As we go through this process as an institution, I’ve been a big cheerleader for openness, I’ve spoken to several individuals trying to convince them to open up, and as such I’ve been privileged to get a glimpse of the barriers standing between potential contributors and actual contribution. Turns out, when you ask a developer to come out of their little corner of the universe and start working within an open source community, the most common reaction is fear. We’re afraid that our code’s no good and that as soon as we publish it for others to see we’ll be revealed for frauds, that everyone will see that we actually don’t know what the hell we’re doing and that we don’t know the first thing about programming.
I think there are two factors that contribute to this attitude of fear. First, let’s talk about impostor syndrome. Many in our profession seem to suffer from something like impostor syndrome, and I personally think it’s because of the nature of the field we work in. Computers are weird and nobody really understands them, but web developers are expected to use them to build systems that support thousands of users and millions of dollars in business. The entire internet is held together with duct tape and good intentions and if anyone looks at it funny the whole thing will fall apart. This is the world web developers live in and are expected to excel in. Of course it’s terrifying, it’s not a solved problem and there are no best practices, really. The important realization is that you’re not the only one who doesn’t really know what they’re doing.
This leads to my second point: Education and the perils of working in a knowledge-based field. I think there are three kinds of knowledge, and I’ll quote:
there are things that we know that we know. We also know there are known unknowns; that is to say we know there are some things we do not know. But there are also unknown unknowns, the ones we don’t know we don’t know.
– Donald Rumsfeld
OK, OK, there was a lot of laughing on the internet about this one, but the man has a point. There are three kinds of knowledge: Things we know, things we don’t know, and things we don’t know we don’t know.
Programming is a knowledge-based profession, and programmers are generally educated individuals, whether conventionally educated or autodidacts – usually a combination of both. Many people view education as something that decreases the things we don’t know and increases the things we know, but this often isn’t the case. Rather, education tends to show us a little about a lot of things, showing us all kinds of new things we never knew we didn’t know about.
In our specific case, software development is a huge, sprawling field and demands specialization as there’s simply too much for any one person to learn in a lifetime. Like education, specialization means that developers, and particularly less experienced ones, know a little bit about a lot of things, which means they have a good idea of how much they don’t know. Knowing that there’s a lot of things you don’t know about is the nature of the business, yet is the very thing that strikes fear in the heart and feeds into erroneous self-perceptions of fraud.
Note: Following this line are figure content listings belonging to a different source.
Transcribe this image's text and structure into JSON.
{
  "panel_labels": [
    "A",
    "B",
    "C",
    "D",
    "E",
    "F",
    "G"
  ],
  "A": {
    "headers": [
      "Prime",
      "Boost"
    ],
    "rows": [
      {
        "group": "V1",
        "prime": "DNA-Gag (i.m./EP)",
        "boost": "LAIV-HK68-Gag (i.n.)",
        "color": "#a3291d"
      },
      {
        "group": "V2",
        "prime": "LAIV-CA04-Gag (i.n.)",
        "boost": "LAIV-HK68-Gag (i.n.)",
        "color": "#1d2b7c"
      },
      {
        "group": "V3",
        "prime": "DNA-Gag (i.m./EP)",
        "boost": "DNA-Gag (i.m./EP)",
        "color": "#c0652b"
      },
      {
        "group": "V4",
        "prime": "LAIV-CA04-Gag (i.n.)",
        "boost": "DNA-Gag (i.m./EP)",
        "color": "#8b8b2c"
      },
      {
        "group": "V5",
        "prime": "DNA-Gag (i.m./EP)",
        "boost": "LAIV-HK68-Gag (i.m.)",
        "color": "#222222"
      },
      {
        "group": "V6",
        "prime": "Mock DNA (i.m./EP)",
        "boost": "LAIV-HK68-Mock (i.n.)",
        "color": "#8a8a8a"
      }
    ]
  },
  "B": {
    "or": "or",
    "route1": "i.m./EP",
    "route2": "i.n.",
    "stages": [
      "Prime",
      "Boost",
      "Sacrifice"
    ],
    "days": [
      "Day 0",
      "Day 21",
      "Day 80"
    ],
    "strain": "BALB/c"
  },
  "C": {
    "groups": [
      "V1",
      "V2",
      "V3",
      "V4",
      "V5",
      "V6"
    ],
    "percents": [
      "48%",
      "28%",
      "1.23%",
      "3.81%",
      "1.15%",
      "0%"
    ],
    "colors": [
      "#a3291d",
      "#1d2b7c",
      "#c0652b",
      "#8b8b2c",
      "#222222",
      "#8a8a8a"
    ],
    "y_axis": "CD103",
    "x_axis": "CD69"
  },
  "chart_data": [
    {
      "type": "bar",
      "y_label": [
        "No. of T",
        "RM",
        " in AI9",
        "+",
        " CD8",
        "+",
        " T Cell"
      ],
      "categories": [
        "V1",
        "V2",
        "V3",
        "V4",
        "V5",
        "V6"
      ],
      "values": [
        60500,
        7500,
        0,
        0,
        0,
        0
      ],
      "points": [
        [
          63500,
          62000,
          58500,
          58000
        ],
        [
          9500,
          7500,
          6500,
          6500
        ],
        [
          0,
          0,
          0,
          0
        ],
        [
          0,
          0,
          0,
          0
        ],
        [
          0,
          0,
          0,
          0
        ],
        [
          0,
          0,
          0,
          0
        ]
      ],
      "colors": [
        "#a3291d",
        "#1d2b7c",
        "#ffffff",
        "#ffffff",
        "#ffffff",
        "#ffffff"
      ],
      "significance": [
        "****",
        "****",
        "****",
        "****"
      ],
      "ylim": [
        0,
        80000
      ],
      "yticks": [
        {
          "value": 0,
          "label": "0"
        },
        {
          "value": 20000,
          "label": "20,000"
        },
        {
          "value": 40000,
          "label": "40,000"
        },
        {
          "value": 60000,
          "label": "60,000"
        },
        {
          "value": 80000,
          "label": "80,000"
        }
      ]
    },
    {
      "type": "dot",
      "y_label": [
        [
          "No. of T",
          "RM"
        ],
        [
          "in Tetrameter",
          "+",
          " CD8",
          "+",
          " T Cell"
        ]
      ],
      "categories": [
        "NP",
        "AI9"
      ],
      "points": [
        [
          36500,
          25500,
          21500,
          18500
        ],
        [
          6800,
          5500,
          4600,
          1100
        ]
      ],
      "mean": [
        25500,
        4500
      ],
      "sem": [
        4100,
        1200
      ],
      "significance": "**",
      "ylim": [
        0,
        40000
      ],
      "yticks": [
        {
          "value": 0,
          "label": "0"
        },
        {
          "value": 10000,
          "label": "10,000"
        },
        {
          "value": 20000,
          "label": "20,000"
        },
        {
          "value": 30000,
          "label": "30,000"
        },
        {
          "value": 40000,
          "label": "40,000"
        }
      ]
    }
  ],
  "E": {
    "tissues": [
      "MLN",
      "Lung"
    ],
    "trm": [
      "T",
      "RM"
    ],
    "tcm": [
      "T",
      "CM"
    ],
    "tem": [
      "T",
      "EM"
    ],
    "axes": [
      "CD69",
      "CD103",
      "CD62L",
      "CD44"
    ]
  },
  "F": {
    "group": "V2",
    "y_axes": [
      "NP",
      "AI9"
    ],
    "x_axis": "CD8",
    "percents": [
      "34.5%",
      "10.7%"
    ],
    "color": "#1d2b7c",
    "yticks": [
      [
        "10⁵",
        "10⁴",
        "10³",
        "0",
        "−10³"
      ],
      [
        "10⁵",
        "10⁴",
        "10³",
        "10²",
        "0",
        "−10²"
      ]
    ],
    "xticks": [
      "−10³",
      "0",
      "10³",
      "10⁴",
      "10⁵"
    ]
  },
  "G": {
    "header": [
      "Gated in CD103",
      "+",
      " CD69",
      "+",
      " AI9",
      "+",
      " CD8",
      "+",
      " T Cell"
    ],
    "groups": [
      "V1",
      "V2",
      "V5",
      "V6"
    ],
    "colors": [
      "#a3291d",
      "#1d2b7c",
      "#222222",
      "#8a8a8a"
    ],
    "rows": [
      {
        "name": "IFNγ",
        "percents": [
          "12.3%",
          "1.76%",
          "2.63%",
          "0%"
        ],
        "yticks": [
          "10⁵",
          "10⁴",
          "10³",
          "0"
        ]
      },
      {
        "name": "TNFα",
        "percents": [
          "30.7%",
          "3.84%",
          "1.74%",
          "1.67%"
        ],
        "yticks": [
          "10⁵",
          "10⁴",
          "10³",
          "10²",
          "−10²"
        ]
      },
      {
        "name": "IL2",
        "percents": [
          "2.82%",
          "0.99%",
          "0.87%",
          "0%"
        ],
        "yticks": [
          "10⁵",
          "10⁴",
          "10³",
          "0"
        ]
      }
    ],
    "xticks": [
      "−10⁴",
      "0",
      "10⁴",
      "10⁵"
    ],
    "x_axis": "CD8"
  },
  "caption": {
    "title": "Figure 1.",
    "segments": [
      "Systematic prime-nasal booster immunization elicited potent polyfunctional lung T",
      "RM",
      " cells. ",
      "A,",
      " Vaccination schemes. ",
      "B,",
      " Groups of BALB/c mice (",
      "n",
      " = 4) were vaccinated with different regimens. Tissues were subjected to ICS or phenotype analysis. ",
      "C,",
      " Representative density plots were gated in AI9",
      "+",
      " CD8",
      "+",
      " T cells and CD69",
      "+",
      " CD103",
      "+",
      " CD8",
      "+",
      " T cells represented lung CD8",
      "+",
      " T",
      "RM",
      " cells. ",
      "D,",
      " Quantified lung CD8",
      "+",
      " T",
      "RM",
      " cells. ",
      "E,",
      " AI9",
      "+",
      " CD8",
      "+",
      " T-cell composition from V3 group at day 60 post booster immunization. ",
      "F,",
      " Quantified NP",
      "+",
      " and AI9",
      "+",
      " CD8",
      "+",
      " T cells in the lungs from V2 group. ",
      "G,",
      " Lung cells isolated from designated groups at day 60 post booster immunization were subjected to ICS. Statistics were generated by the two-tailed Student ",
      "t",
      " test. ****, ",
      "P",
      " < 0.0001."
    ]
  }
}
Software development is an extremely young profession that still has a lot of growing to do. It’s hard, it’s complicated, nobody’s terribly good at it, and nobody understands the whole picture, really. In my mind, the key to overcoming the fear of openness is to understand and embrace this idea. Of course your code is buggy and hacked together in places – debugging is hard, you’re working alone so QA is impossible, and time pressures force you to make compromises in quality, just like everyone else. Of course you don’t know everything, nobody does, and you won’t be exposed as a fraud if you can’t answer a question.
There is still a wealth of work to be done with documentation, tools, training, and onboarding new contributors. The more people that accept this idea, embrace the terrible, and open up, the more people we can get talking about what hurts and how to make it better.